Many of today's 'gig' jobs don't pay a living wage, and most have no retirement or health benefits, no job security, no government regulations backing them, and usually a longer work day, with many people putting in 10- to 12-hour days for $13 per hour or less. According to a New York Times report, "41.7 million laborers — nearly a third of the American work force — earn less than $12 an hour, and almost none of their employers offer health insurance."
I say - and I think this is correct as well. (Also, while I very probably earned less than any other Dutchman who did not go to prison in the last 50 years, I do have a pension and health benefits since 2015, when I got to be 65. Then again, it seems that those who are several decades younger than I am will not have a pension, unless they save it themselves: Progress!)

Here is the last bit that I quote from this fine article:
The extreme levels of American poverty and inequality are ripping apart once-interdependent communities with mental health  and homelessness problems, and with a surge in drug and alcohol and suicide "deaths of despair." 

Part of the definition of poverty is "the state of being inferior in quality." As one of the most unequal nations in the entire world, America is also, in many ways, one of the most poverty-stricken.
I think this also is correct, and this is a strongly recommended article.
B. Extra On The U.S. Elections

This article is by the staff of Democracy Now!
I shall quote only one bit, and this item is here because of the U.S. elections today:

On Tuesday, November 6, as polls close around the country, Democracy Now!’s Amy Goodman, Juan González and Nermeen Shaikh will be joined by The Intercept’s Jeremy Scahill to host a rolling roundtable discussion with guests across the country.

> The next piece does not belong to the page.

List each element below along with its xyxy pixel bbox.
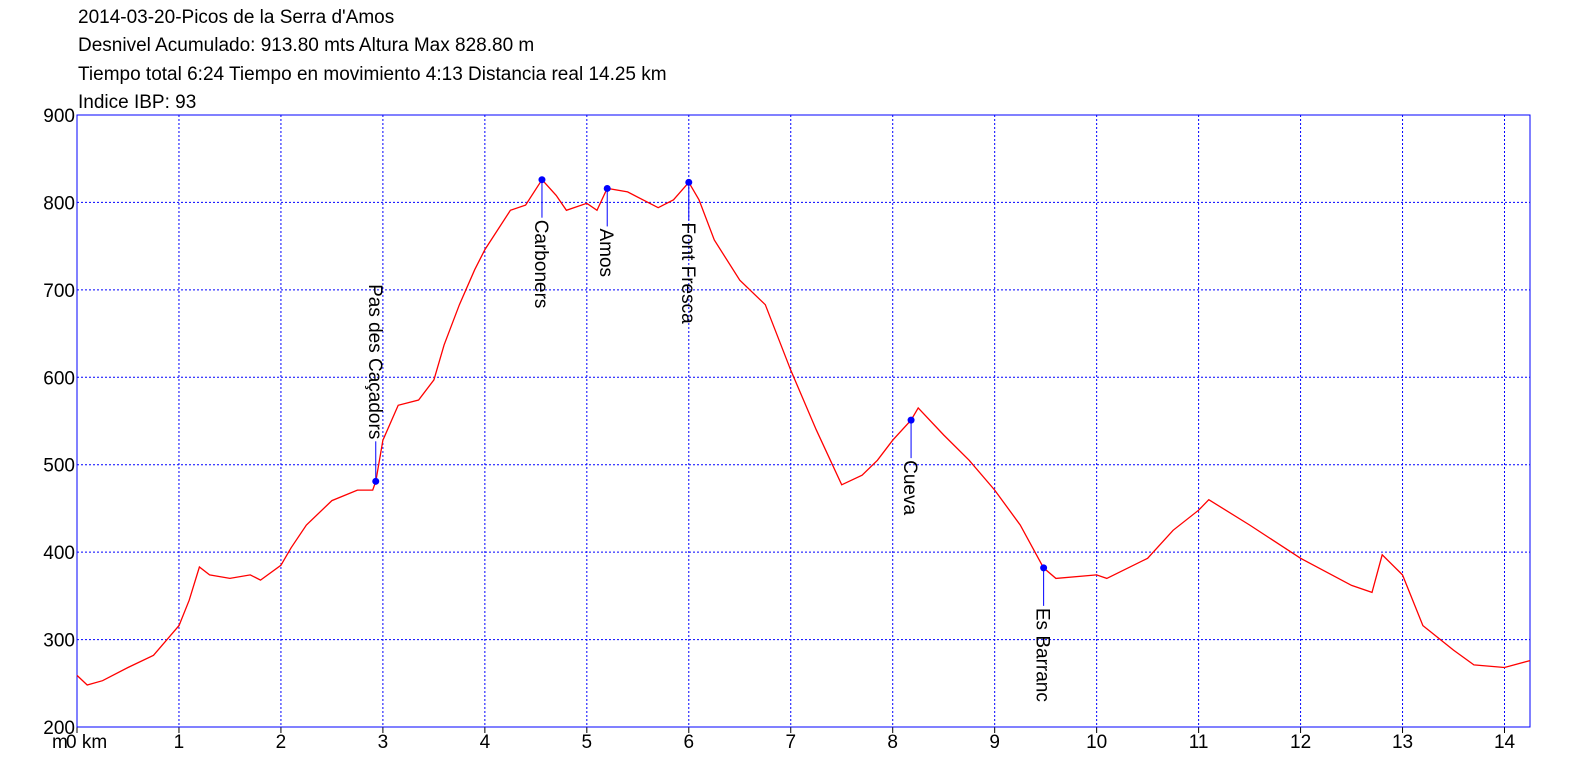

In addition to real-time election returns, we will focus on some of the nation’s most contested races and ballot initiatives. A record number of women and people of color are running for every level of elected office. We’ll also be examining the issues and movements at the heart of these midterm elections and the state of U.S. democracy two years into the Trump presidency.

And though I very probably will not view this, it is recommended for people who live in the USA. (Check the details by checking the above dotted link.)


Note

[1] I have now been saying since the end of 2015 that xs4all.nl is systematically ruining my site by NOT updating it within a few seconds, as it did between 1996 and 2015, but by updating it between two to seven days later, that is, if I am lucky.

They have claimed that my site was wrongly named in html: A lie. They have claimed that my operating system was out of date: A lie.

And they just don't care for my site, my interests, my values or my ideas. They have behaved now for 2 years as if they are the eagerly willing instruments of the US's secret services, which I will from now on suppose they are (for truth is dead in Holland).

The only two reasons I remain with xs4all is that my site has been there since 1996, and I have no reasons whatsoever to suppose that any other Dutch provider is any better (!!).